Şöyle demişti bir seferinde: “İlmün nefs denmiş benim iştigal ettiğim meseleye. İnsanın kendiliğinin bilgisi manasına… İnsanın kendini bilmesi az şey değil kardeş. İnsan, idrakinin idraksizliğini idrak ederek başlayabileceğini anlarsa dünyayla geçinmenin bir yolunu bulur. ‘Kim kendini bilirse Rabbini de bilir’ o demektir aslında. ‘Sen kendini bilmezsen ya nice okumaktır’ o demektir aslında. Kendini yoklaya yoklaya tanır insan. Acziyetinin çaresizlik değil de çarenin bizatihi kendisi manasına geldiğini insanların hepsine anlatmanın bir yolunu bulsak, dünyada mesele edecek mesele kalmaz.”

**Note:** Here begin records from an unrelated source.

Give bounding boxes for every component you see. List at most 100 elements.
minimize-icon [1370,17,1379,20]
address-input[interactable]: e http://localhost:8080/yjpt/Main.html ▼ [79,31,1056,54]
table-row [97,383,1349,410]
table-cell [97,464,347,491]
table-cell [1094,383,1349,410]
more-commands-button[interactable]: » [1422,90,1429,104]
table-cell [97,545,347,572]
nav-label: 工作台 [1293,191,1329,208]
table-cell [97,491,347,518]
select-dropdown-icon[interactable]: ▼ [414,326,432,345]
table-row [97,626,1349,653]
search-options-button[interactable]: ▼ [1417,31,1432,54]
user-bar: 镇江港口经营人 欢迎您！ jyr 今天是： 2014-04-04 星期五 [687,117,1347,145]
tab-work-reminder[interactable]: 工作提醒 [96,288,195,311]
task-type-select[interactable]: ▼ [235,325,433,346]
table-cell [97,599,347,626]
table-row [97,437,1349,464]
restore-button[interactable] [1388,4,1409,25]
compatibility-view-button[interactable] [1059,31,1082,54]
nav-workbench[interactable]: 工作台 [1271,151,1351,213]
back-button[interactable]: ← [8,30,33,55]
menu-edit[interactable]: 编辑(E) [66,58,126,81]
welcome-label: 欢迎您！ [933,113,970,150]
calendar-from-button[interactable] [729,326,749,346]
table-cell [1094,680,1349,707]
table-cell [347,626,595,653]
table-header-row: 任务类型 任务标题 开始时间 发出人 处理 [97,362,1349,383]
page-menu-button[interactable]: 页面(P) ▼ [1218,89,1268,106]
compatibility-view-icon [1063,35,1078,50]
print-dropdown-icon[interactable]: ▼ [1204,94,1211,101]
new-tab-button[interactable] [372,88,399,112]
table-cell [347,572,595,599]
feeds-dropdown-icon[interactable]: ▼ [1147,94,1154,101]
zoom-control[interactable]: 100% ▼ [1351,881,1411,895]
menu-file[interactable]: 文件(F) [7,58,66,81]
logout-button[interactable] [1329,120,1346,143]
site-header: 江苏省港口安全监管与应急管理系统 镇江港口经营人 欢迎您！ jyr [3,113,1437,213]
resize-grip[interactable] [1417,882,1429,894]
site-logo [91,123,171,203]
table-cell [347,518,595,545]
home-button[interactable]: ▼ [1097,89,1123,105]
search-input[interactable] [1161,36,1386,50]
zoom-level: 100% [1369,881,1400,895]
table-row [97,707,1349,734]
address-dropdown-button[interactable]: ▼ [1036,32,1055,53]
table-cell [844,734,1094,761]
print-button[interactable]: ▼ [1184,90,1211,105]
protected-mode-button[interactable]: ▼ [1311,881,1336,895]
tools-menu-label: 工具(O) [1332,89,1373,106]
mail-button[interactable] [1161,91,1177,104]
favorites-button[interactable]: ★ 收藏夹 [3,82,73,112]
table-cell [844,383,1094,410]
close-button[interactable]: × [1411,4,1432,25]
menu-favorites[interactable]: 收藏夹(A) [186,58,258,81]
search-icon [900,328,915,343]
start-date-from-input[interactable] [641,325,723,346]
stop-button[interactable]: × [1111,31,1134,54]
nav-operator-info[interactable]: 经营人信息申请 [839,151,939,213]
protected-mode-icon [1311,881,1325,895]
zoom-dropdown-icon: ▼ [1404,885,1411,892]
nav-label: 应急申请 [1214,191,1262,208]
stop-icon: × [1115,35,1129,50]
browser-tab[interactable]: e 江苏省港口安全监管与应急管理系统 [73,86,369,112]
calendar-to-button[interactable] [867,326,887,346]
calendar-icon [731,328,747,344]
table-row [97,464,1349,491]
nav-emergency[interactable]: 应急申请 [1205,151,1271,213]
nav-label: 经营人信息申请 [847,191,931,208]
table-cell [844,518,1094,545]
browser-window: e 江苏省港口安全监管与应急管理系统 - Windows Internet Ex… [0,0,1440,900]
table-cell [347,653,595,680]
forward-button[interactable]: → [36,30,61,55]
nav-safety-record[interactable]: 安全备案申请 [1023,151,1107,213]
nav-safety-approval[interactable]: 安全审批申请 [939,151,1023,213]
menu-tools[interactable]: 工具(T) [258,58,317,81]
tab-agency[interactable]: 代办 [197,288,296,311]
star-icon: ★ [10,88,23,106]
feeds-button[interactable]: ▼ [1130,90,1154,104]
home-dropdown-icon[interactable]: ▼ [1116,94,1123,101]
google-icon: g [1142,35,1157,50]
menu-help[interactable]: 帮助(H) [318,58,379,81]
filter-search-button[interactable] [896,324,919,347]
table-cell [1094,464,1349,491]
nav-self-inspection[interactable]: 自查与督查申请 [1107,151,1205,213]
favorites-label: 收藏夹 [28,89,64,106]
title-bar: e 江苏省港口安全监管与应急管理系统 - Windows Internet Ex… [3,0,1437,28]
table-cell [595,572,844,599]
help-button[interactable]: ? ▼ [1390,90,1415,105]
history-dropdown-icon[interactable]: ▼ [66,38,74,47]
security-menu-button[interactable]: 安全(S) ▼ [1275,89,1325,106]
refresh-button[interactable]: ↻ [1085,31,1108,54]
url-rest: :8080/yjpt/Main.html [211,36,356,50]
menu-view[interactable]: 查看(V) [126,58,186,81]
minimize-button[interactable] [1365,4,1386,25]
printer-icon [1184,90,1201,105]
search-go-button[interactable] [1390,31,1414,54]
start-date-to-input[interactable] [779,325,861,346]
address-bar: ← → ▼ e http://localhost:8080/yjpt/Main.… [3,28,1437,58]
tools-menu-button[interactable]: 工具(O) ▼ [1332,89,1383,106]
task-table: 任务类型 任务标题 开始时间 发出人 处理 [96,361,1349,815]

Duraksamadan itiraz etmiştim: “Eve çağrılan iki çocuk gibi gerçek dünyadan habersiz, henüz daha sırtı terli birbirine gülüyorken kaybettik biz. Onu nasıl yapalım?”

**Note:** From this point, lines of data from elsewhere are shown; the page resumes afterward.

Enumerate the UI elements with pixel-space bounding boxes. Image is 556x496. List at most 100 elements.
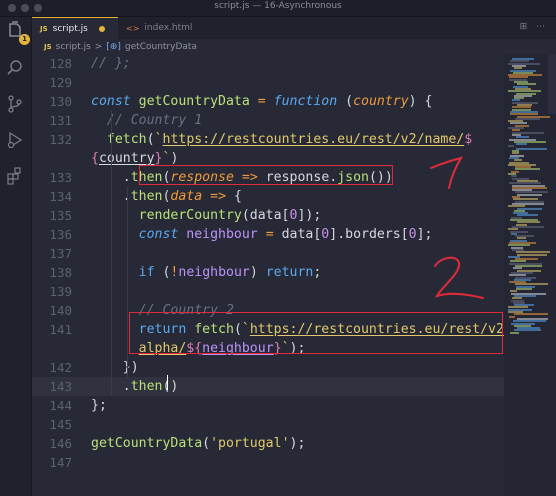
code-token: data [170,189,203,204]
code-text: }) [91,358,139,377]
breadcrumb-symbol[interactable]: getCountryData [125,42,197,52]
minimap-line [517,253,547,256]
js-file-icon: JS [44,43,52,51]
extensions-icon[interactable] [5,166,25,186]
code-text: .then() [91,377,179,396]
code-line[interactable]: 135 renderCountry(data[0]); [32,206,504,225]
code-line[interactable]: 130 const getCountryData = function (coun… [32,92,504,111]
minimap-line [510,331,519,334]
code-token: { [226,189,242,204]
tab-bar: JS script.js <> index.html ⊞ ⋯ [32,17,556,39]
code-token: => [210,189,227,204]
symbol-icon: [⊕] [106,42,121,52]
line-number: 132 [49,132,72,147]
line-number: 135 [49,208,72,223]
code-token: getCountryData [138,94,250,109]
activity-bar: 1 [0,17,32,496]
scrollbar-thumb[interactable] [548,54,556,114]
code-token: ) { [408,94,433,109]
line-number: 129 [49,75,72,90]
code-line[interactable]: 129 [32,73,504,92]
code-text: // }; [91,54,131,73]
line-number: 139 [49,284,72,299]
run-debug-icon[interactable] [5,130,25,150]
code-token: country [353,94,409,109]
text-cursor [167,375,168,390]
tab-script-js[interactable]: JS script.js [32,17,118,39]
unsaved-dot-icon[interactable] [98,25,105,32]
tab-label: index.html [144,23,193,33]
line-number: 146 [49,436,72,451]
minimap-line [514,313,548,316]
code-line[interactable]: 144}; [32,396,504,415]
indent-guide [127,187,128,377]
code-line[interactable]: 142 }) [32,358,504,377]
code-token: ( [202,436,211,451]
highlight-box-fetch [129,312,503,354]
code-token: const [91,94,139,109]
code-line[interactable]: 143 .then() [32,377,504,396]
search-icon[interactable] [5,58,25,78]
line-number: 141 [49,322,72,337]
indent-guide [111,111,112,396]
code-line[interactable]: 136 const neighbour = data[0].borders[0]… [32,225,504,244]
line-number: 143 [49,379,72,394]
code-token: country [98,151,155,166]
html-file-icon: <> [126,23,140,33]
code-line[interactable]: 145 [32,415,504,434]
code-token: ; [313,265,322,280]
code-token: ( [337,94,354,109]
code-token: ].borders[ [329,227,409,242]
line-number: 134 [49,189,72,204]
breadcrumb-file[interactable]: script.js [56,42,91,52]
line-number: 136 [49,227,72,242]
breadcrumb: JS script.js > [⊕] getCountryData [44,40,197,54]
line-number: 137 [49,246,72,261]
code-token: (data[ [241,208,290,223]
code-line[interactable]: 128 // }; [32,54,504,73]
code-token: ` [154,132,163,147]
code-token: return [265,265,314,280]
code-token: { [91,151,99,166]
minimap[interactable] [504,54,556,496]
highlight-box-response [139,165,393,185]
line-number: 138 [49,265,72,280]
code-line[interactable]: 132 fetch(`https://restcountries.eu/rest… [32,130,504,149]
files-icon[interactable]: 1 [5,21,30,45]
code-token: ) [170,151,179,166]
code-token: getCountryData [91,436,203,451]
code-text: renderCountry(data[0]); [91,206,322,225]
code-line[interactable]: 147 [32,453,504,472]
code-token: }) [91,360,139,375]
code-token: function [273,94,338,109]
code-token: neighbour [178,265,250,280]
code-line[interactable]: 131 // Country 1 [32,111,504,130]
line-number: 128 [49,56,72,71]
code-token: fetch [106,132,147,147]
split-editor-icon[interactable]: ⊞ ⋯ [520,22,548,32]
tab-index-html[interactable]: <> index.html [118,17,212,39]
code-token: ) [249,265,266,280]
code-line[interactable]: 146 getCountryData('portugal'); [32,434,504,453]
code-token: const [138,227,187,242]
window-title: script.js — 16-Asynchronous [214,1,342,11]
chevron-right-icon: > [94,42,103,52]
code-token: then [130,379,163,394]
code-editor[interactable]: 128 // }; 129 130 const getCountryData = fun… [32,54,504,496]
source-control-icon[interactable] [5,94,25,114]
js-file-icon: JS [40,24,48,33]
minimap-line [516,288,532,290]
line-number: 131 [49,113,72,128]
code-token: ( [146,132,155,147]
tab-label: script.js [52,23,88,34]
minimap-line [517,193,542,196]
code-token: // }; [91,56,131,71]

Cevap vermişti: “Keşke seçmemeyi seçmek yaratılmış olmasaydı diyorsun kardeş. Avutma kendini. Nefesini al. Sekiz saniye tut onu. Sonra sal. Sonra de ki ‘ben bunu anlatamam, çünkü bu acziyetimin öyküsüdür.’ Elini yumruk yapıp duvara da vursan, kalbini düğümleyip duvardaki oyuğa da koysan seçmemeyi seçmek bir seçenek olarak masada değil. Rahatsız etme kimseyi. Gölgesinde otur amma yaprak senden incinmesin.”

Yanından ayrılınca ben getirmiştim okuduğu şiirin devamını: “Temizlen de gir mezara, toprak senden incinmesin.”

Geçindi Çolak Emin. Toprağı incitmeden girdi mezara. Benimse incitmeden girebileceğim bir toprağım yok. Mülksüz geldim mülksüz gideceğim. Karacaoğlan olaydım “üryan geldim yine üryan giderim” derdim.

Çünkü insan bir soruydu en nihayetinde, aşksa cesaretle verilmiş cevaplardan biri.